Monday, Oct. 31, 1932

College for the Broke

In Virginia's tidewater district, 70 mi. from Washington and 20 mi. down the lazy Rappahannock River from Fredericksburg lies quiet old Port Royal, whose 500 inhabitants go about their unimportant affairs in a setting of faded 18th Century elegance. Port Royal has 60 old buildings, most of them built soon after the Revolutionary War. In their shadow there is genteel marketing, churchgoing, scampering of children. Oldsters gabble of huntin' and fishin', aware that nothing much else has happened there since the conflict which they refer to as the War Between the States. Impecunious, somnolent, dignified, Port Royal would be just the place for a company of scholars with little money but much bookish fervor, and last week that was just what began to assemble there.
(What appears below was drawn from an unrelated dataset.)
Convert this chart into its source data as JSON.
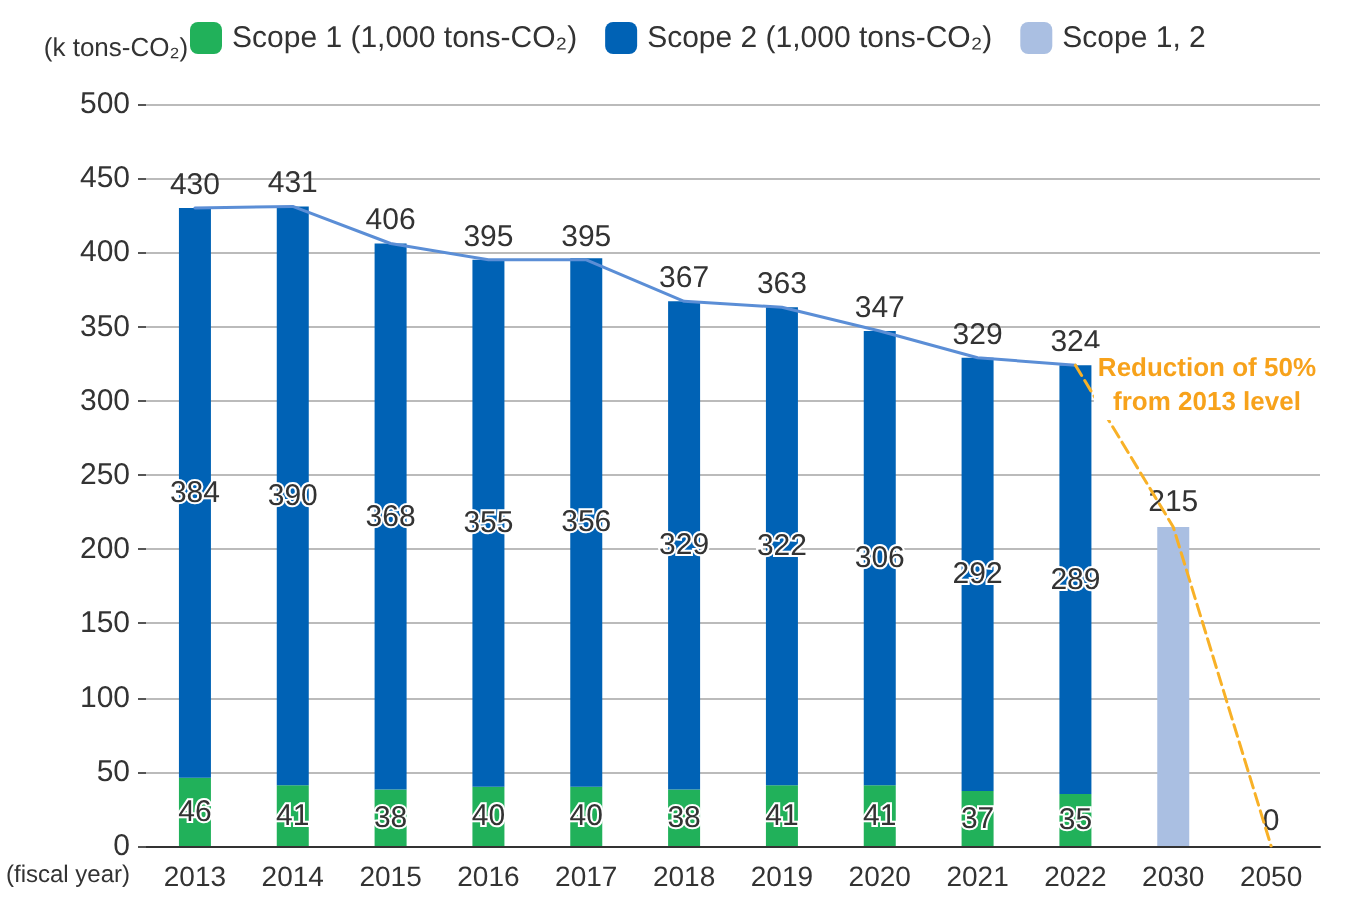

Financial troubles force students out of college. This in turn forces teachers out of jobs. To bring the outs together a "depression college" was announced last month by Dr. Arthur Cheney Clifton Hill Jr., Dartmouth 1925, economics professor 1927-29 at Springfield College (Mass.), staff member last year at Brookings Institution in Washington, where he took his doctorate in economics. Dr. Hill picked Port Royal for his college chiefly because of its proximity to Washington. It was comparatively simple to arrange leases on Port Royal dwellings, two colonial manors with wooded grounds, the old brick Town Hall and an old bank building. These would serve for students' living and eating quarters, lecture rooms, a theatre and a place for Port Royal College's library of 5,000 borrowed volumes. Townspeople agreed to take in roomers for as little as $2.50 per month. By close figuring, Dr. Hall planned to board his students for 36-c- daily, the cost of U. S. Army rations. The faculty would receive for pay only their room & board. Total cost of attendance would come to only $250, whereas $350 or $400 would be a low fee in an established institution. Like the students and faculty at Commonwealth College in Arkansas (where the fee is $120--TIME, Aug. 29), Port Royalites would clean up their rooms, wait on table, wash dishes, help restore some of the ramshackle buildings.
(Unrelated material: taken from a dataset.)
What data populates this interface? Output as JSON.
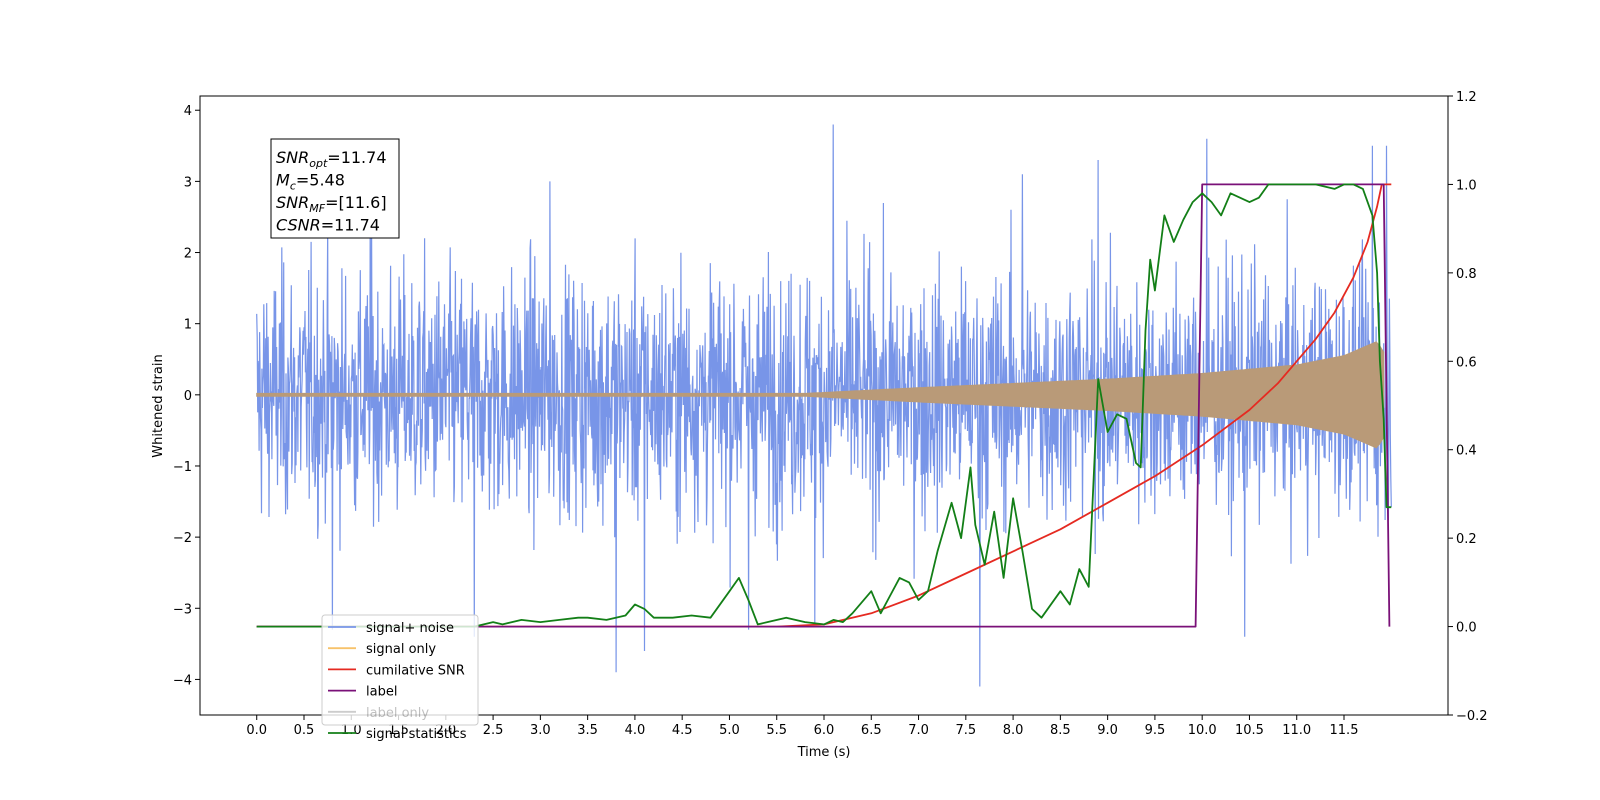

Last week Dr. Hill sent announcements of Port Royal College to a list of male and female students known to be unable to return to other colleges this year. Freshmen would be accepted only in special cases. Total enrollment would be limited to 100. Port Royal offers no degrees, but will give the usual run of courses, with certificates of work done which, it is hoped, other colleges will accredit. It is planned to have a visiting staff of professors from other institutions, private researchers, politicians, journalists, and government workers involuntarily furloughed from Washington. Port Royal's announcement listed 14 instructors, most of them young. With Port Royal's opening set for Nov. 1, Dr. Hill and his associates busied themselves last week getting ready to receive such students as might come to them as impecunious medieval youths did to Anselm, to John Duns Scotus, to Abelard in the rural oratory he called Paraclete.